No one likes to admit they are deeply in debt, and maybe so deep that creditors are getting serious about their collection efforts. In some professions credit troubles can literally end a career, especially in regulated and sensitive industries. People wresting with staggering debt loads or personal bankruptcy have to consider what might happen if their employer finds out. The time to deal with the problem is before the wage garnishment paperwork arrives, not after.
Consider the case of a stockbroker named Joseph. In 2010 two judgments were entered against him for over $31,000 in unpaid credit card debt. Brokers have to be registered with the Financial Industry Regulatory Authority in order to do business. The rules say Joseph had to tell both his employer and FIRA about the judgments, which he didn't do. His employer found out when the garnishment orders arrived. FIRA got the word after that. Joseph was fined and put under closer supervision. End of story? Not yet.
Unfortunately Joseph had more debt problems, about $54,000 worth, and four additional judgments. Regulators and his employer found out about them piecemeal, each time disciplining him a little more. Finally, Joseph was fired and his career as a stockbroker is probably over. This cautionary tale applies not only to the financial industry, it may apply to anyone who works in a position of trust or authority.

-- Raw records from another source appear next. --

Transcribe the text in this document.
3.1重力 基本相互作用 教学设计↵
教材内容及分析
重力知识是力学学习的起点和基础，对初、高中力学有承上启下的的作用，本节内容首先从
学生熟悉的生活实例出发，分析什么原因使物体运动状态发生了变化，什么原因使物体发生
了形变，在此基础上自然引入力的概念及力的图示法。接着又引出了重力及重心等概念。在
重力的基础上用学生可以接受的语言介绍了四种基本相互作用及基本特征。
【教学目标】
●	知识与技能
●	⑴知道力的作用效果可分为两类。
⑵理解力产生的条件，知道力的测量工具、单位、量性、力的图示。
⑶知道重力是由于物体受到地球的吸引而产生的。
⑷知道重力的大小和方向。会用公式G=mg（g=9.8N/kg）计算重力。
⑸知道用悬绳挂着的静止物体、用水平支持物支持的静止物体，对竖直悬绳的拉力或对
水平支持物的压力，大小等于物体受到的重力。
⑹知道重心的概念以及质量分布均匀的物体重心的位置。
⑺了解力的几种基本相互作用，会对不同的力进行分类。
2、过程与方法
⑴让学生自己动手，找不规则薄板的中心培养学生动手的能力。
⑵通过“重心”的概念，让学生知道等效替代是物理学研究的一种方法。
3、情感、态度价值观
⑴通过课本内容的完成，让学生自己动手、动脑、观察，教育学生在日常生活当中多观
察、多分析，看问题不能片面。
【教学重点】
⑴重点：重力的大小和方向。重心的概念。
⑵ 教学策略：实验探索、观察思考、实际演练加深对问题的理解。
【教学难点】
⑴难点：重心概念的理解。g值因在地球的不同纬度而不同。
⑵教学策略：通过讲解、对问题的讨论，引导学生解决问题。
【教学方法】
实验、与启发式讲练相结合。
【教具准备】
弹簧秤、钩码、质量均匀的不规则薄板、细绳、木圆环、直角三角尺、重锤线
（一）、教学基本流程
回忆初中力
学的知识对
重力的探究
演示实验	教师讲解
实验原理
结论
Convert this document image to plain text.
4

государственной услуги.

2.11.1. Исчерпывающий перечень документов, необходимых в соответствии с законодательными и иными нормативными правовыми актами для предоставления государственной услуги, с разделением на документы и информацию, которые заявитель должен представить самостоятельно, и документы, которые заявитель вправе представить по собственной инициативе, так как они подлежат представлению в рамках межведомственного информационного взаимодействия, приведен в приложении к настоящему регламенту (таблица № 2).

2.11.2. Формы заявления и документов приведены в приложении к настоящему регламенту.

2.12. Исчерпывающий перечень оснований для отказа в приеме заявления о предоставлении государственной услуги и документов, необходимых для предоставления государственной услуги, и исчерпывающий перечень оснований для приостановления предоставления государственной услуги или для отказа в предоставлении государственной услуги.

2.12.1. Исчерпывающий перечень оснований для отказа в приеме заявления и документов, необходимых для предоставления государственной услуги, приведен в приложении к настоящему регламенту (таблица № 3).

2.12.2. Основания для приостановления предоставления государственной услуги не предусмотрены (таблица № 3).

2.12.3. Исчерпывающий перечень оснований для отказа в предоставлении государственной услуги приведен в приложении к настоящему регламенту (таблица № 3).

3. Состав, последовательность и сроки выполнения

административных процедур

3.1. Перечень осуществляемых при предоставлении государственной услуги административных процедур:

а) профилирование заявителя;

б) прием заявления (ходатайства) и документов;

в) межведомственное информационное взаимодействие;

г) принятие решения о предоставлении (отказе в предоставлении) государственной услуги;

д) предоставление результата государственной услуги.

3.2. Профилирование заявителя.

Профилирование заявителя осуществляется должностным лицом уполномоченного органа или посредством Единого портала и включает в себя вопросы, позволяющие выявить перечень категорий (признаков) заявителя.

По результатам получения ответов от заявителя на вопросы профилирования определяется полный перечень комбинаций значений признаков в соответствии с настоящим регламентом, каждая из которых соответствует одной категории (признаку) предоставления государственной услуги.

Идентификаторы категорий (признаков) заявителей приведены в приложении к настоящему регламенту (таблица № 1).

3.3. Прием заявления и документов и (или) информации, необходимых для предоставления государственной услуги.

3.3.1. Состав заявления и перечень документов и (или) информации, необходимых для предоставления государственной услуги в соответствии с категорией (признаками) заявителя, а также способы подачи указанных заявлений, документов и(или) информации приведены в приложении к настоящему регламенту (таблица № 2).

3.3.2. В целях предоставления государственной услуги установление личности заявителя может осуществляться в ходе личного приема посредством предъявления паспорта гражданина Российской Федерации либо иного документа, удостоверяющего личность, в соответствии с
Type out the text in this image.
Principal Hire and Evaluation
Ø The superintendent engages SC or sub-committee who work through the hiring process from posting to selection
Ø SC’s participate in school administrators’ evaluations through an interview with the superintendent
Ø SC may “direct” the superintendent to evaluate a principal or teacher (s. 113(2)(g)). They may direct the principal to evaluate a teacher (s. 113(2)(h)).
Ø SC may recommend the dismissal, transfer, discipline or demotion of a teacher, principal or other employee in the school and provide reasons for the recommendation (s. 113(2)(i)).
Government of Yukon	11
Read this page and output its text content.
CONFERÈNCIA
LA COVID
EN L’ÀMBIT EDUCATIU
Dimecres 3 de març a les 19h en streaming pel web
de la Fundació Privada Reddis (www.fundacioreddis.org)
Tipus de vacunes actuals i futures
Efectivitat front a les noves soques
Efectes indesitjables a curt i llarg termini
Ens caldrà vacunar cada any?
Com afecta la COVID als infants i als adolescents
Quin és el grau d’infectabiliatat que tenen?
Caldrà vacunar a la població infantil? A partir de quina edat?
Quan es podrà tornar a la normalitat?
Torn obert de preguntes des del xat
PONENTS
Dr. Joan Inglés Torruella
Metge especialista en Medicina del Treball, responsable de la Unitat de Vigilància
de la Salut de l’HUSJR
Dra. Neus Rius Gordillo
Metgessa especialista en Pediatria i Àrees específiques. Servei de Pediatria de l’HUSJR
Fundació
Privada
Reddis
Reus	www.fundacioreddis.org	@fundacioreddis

Federal law forbids an employer from firing an employee over a garnishment for one debt. But get more than one and the legal protection ends; the employer can terminate at will. Thinking of suing? Experts say it is hard to prove credit problems lead to a job loss and even if it is provable, debtors are not a protected class under anti-discrimination laws. Those facing default or considering bankruptcy would be well advised to explore the career consequences sooner rather than later.